Delivering quality software—software that delights customers and meets stakeholders’ expectations—is a journey, not just a checkpoint. Too often, people conflate quality with testing. This may be because software testing has historically been referred to as Quality Assurance (QA), reinforcing the misconception that testing alone ensures quality.
Even within testing, the term is frequently misunderstood, reduced to merely finding bugs or breaking software rather than enabling the delivery of reliable, valuable, and user-centric solutions. In this piece, I want to break down the distinctions between software quality and software testing, why they matter, and how teams can move beyond these misconceptions to build truly high-quality software.
What Is Software Quality?
Quality is an intrinsic and relative value—what one person considers "high quality" may not meet another’s expectations. This is especially true in software development. When we talk about software quality, we need to consider who defines quality and how we assess and measure it.
Quality Is Defined by Stakeholders
Quality software is software that meets the expectations of those who matter—stakeholders, customers, users, and business owners. These are the people who use the software, invest in it, and ultimately define what "quality" means in their context. Engineering teams work for these stakeholders, and our ability to deliver quality software depends on understanding their definition of quality.
What Does It Take to Deliver Quality?
Ensuring quality software requires more than just testing. It involves a combination of:
Communication: Do we truly understand what stakeholders and customers want? Are we going beyond verifying requirements and instead ensuring we're solving the right problems?
Collaboration: Do teams work together effectively? Do they share a clear understanding of what "quality" means to stakeholders? Are they able to communicate and clarify uncertainties?
Processes & Practices: Quality is built into software through disciplined coding practices, code reviews, software testing, automation, CI/CD pipelines, and feedback loops—all of which shape the end product.
What Is Software Testing?
Software testing is one piece of the quality puzzle, but it is often misunderstood. Testing is frequently reduced to finding bugs or verifying that requirements were met, but in reality, testing is much broader and more strategic. Software testing is a critical investigative process that evaluates software behavior, identifies flaws, and highlights potential risks. It provides valuable insights that help teams assess software readiness and make informed decisions about its quality and reliability.
Testing Happens at Every Stage of Development
Testing should be embedded throughout the entire software lifecycle, before, during, and after coding:
Before coding: Understanding risks, defining acceptance criteria, exploratory testing of prototypes.
During coding: Unit testing, pair programming, static analysis, shift-left testing approaches.
After coding: Automated regression testing, manual exploratory testing, performance and security testing.
Before and after deployment: Canary releases, observability, production monitoring, feature flagging strategies.
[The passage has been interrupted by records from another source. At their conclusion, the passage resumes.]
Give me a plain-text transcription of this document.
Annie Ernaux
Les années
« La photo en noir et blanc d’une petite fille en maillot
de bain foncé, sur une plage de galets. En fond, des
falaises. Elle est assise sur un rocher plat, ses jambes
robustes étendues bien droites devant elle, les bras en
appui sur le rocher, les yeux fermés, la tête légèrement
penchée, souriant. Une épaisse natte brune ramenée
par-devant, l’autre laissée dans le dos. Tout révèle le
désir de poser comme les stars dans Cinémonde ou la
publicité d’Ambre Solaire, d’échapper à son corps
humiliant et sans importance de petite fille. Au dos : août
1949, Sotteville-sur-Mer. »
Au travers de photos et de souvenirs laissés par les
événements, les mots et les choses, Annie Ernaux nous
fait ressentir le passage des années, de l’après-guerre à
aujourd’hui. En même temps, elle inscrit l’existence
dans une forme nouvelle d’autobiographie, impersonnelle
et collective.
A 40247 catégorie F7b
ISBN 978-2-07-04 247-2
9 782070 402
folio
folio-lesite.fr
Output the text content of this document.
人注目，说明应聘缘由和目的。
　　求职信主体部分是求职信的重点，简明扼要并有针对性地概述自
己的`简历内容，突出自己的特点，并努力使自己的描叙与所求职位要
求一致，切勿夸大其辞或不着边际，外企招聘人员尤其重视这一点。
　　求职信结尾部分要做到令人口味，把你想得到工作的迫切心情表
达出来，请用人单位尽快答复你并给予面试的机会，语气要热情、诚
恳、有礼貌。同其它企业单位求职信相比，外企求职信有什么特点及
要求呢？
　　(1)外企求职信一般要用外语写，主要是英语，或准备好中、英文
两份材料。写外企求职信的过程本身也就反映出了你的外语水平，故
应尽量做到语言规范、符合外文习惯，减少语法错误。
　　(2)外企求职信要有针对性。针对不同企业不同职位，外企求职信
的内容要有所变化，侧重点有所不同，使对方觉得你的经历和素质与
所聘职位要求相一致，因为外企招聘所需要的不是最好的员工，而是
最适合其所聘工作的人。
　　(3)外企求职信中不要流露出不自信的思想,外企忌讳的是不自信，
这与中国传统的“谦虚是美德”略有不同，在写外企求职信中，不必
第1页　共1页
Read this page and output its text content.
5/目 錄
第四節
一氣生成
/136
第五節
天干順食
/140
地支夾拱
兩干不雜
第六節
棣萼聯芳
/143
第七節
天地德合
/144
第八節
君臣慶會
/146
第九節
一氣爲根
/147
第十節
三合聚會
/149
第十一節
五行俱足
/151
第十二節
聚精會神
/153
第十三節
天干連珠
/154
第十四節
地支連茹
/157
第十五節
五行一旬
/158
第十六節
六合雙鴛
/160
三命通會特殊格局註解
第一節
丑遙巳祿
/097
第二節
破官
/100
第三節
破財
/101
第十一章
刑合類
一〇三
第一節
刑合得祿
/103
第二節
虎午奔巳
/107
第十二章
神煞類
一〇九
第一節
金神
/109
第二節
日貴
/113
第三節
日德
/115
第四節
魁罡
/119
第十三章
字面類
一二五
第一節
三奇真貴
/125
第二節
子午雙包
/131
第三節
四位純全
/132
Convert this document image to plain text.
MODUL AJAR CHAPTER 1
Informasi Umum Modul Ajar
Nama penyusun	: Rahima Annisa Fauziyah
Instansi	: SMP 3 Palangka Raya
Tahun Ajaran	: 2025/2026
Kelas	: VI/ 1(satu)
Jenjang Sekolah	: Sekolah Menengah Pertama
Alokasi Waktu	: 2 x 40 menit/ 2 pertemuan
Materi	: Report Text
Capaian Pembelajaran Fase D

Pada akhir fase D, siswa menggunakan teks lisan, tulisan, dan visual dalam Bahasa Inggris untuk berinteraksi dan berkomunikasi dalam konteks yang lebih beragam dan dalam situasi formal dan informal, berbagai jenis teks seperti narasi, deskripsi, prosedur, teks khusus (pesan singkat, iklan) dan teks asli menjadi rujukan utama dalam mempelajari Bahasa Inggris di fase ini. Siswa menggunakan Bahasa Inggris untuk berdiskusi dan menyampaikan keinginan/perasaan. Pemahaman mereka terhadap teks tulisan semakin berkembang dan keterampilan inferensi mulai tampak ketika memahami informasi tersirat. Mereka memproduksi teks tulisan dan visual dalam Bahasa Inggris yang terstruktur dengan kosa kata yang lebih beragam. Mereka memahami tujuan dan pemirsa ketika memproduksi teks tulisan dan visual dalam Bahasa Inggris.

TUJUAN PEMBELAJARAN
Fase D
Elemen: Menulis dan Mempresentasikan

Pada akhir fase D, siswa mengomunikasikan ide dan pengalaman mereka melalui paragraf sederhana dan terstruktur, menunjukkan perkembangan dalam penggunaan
This holistic approach to testing (inspired by Lisa Crispin & Janet Gregory's Holistic Testing principles) ensures that quality is continuously assessed and improved, rather than tested in at the last minute.
Why This Distinction Matters
Understanding the difference between software quality and software testing is crucial because achieving quality software requires many different strategies—of which testing is only one.
Over the past few years, the term Quality Engineering (QE) has gained traction, signaling an industry shift. Organizations are beginning to recognize that delivering quality software goes beyond tools and is about creating a culture of quality that permeates all engineering teams.
Ultimately, delivering high-quality software is about mindset, collaboration, and continuous improvement—and testing!
How does your team approach quality? Have you seen the shift from "QA" to "Quality Engineering" in your organization? Drop a comment and share your thoughts!
Quality Engineering goes beyond meeting stakeholders requirements & expectations. Quality Software goes beyond understanding what our customers want; how teams collaborates; and good processes & practices.
Quality software includes maintainability, flexibility, interoperability, all these "invisible" requirements that make Software development much more easy; make any troubleshooting and updating a walk in the park. These criteria's might be under good "Processes & Practices", but not all teams have the same definition of what is good practices.
An application might meet all Customer's requirements and might please everyone; but if it's a pain for development to work in the software and if they struggle each time they touch it, then we don't have good quality software.
I've seen it many times when customers are happy, sales are going up, everyone is congradulating themselves, and then I raise my hand and say "the software is sh...t". Developpers are afraid to touch it. Fixing bugs takes weeks of regression (or pre-prod testing). We are stable in production, but quality of the software is not there.